本発明は、例えばテラヘルツ波を用いて計測対象物の特性を分析するテラヘルツ波計測装置及びテラヘルツ波計測装置の調整方法の技術分野に関する。
テラヘルツ波計測装置として、テラヘルツ時間領域分光法(Terahertz Time−Domain Spectroscopy)を利用する装置が知られている。テラヘルツ波計測装置は、以下の手順で、計測対象物の特性を分析する。まず、超短パルスレーザ光(例えば、フェムト秒パルスレーザ光)を分岐することで得られる一のレーザ光であるポンプ光(言い換えれば、励起光)が、バイアス電圧が印加されているテラヘルツ波発生素子に照射される。その結果、テラヘルツ波発生素子は、テラヘルツ波を発生する。テラヘルツ波発生素子が発生したテラヘルツ波は、計測対象物に照射される。計測対象物に照射されたテラヘルツ波は、計測対象物からの反射光又は透過光として、超短パルスレーザ光を分岐することで得られる他のレーザ光であって且つポンプ光に対する光学的な遅延(つまり、光路長差)が付与されたプローブ光(言い換えれば、励起光)が照射されているテラヘルツ波検出素子に照射される。その結果、テラヘルツ波検出素子は、計測対象物で反射又は透過したテラヘルツ波の強度に応じた電流信号を検出する。当該検出されたテラヘルツ波(つまり、時間領域のテラヘルツ波であり、電流信号)をフーリエ変換することで、当該テラヘルツ波のスペクトル(つまり、振幅及び位相の周波数応答特性)等が取得される。その結果、当該テラヘルツ波のスペクトルを解析することで、計測対象物の特性が分析される。

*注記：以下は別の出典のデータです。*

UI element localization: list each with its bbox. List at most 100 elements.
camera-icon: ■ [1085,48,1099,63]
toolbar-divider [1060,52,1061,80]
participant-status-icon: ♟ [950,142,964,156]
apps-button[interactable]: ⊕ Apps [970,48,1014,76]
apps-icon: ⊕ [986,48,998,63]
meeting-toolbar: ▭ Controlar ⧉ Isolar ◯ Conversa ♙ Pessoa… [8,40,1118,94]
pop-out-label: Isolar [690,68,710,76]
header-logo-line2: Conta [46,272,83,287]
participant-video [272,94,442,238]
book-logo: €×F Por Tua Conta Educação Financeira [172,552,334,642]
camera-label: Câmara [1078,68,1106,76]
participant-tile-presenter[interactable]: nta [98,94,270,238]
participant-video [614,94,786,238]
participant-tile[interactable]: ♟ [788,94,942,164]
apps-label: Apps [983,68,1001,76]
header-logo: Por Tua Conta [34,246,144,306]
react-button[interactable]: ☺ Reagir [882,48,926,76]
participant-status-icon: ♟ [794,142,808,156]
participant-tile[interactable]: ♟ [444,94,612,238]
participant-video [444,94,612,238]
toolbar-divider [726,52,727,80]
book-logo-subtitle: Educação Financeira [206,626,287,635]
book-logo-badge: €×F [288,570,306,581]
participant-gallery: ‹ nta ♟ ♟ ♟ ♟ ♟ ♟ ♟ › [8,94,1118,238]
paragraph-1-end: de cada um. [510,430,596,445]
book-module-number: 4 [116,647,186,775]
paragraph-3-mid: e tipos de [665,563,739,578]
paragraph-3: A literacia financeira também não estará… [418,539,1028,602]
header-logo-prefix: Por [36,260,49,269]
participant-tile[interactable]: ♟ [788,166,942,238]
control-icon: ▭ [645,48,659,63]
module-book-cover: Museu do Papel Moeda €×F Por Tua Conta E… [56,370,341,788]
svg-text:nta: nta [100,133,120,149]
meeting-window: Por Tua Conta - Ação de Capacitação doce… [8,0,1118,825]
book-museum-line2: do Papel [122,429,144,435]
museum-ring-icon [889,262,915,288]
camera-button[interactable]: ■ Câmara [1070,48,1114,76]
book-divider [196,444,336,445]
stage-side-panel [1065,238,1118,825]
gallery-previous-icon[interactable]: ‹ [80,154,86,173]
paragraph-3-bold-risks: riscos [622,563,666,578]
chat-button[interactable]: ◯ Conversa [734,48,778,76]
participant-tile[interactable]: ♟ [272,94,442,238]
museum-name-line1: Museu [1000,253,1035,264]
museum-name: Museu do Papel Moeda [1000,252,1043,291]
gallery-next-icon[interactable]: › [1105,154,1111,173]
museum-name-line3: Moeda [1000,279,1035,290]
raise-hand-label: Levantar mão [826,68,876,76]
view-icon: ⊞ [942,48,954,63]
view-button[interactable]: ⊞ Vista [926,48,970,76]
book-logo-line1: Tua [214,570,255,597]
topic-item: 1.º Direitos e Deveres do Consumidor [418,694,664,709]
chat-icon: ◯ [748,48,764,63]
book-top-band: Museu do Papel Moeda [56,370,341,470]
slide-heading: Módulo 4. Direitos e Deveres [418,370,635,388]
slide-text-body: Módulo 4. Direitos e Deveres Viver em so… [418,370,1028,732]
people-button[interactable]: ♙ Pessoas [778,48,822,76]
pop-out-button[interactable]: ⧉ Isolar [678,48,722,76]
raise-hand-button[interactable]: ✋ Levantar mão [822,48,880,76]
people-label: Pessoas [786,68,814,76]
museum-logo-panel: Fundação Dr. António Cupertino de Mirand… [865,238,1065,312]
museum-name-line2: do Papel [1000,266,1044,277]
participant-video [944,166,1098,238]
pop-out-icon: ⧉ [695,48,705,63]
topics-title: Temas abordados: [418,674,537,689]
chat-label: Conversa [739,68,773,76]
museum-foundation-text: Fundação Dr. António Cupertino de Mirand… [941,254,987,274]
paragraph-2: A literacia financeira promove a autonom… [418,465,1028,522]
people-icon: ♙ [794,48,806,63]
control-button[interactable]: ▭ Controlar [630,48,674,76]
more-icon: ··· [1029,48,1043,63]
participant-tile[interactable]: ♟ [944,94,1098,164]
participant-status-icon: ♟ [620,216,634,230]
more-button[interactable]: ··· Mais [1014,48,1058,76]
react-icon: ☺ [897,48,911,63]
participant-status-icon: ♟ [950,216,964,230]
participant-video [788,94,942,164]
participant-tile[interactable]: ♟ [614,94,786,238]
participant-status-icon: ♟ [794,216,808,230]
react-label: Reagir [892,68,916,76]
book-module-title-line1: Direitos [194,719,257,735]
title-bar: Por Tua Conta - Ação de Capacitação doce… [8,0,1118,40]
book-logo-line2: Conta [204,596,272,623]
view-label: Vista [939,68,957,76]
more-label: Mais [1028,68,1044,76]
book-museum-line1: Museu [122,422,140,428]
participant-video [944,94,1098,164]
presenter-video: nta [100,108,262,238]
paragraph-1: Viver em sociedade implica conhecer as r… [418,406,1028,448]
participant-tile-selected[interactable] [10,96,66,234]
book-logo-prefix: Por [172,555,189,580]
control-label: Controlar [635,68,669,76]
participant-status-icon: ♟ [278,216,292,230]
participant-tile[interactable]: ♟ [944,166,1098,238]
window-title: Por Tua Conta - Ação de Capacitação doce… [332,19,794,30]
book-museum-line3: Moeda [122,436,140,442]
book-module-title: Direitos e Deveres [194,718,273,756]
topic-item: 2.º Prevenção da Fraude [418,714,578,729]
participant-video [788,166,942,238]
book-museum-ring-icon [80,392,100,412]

ここで、プローブ光(或いは、ポンプ光)に付与される光学的な遅延は、入射する光を再帰反射することが可能な再帰性反射鏡を含む再帰反射装置(或いは、このような再帰反射装置を含む光学遅延装置)に対してプローブ光(或いは、ポンプ光)を入射させることで付与されることが多い。尚、ここでいう「再帰反射」とは、入射光を、当該入射光の入射方向と平行な方向に向けて反射する状態を示す。再帰反射装置は、例えば直道可能な再帰性反射鏡(例えば、特許文献1参照)、或いは回転可能な複数の再帰性反射鏡(例えば、特許文献2参照)を備えて構成される。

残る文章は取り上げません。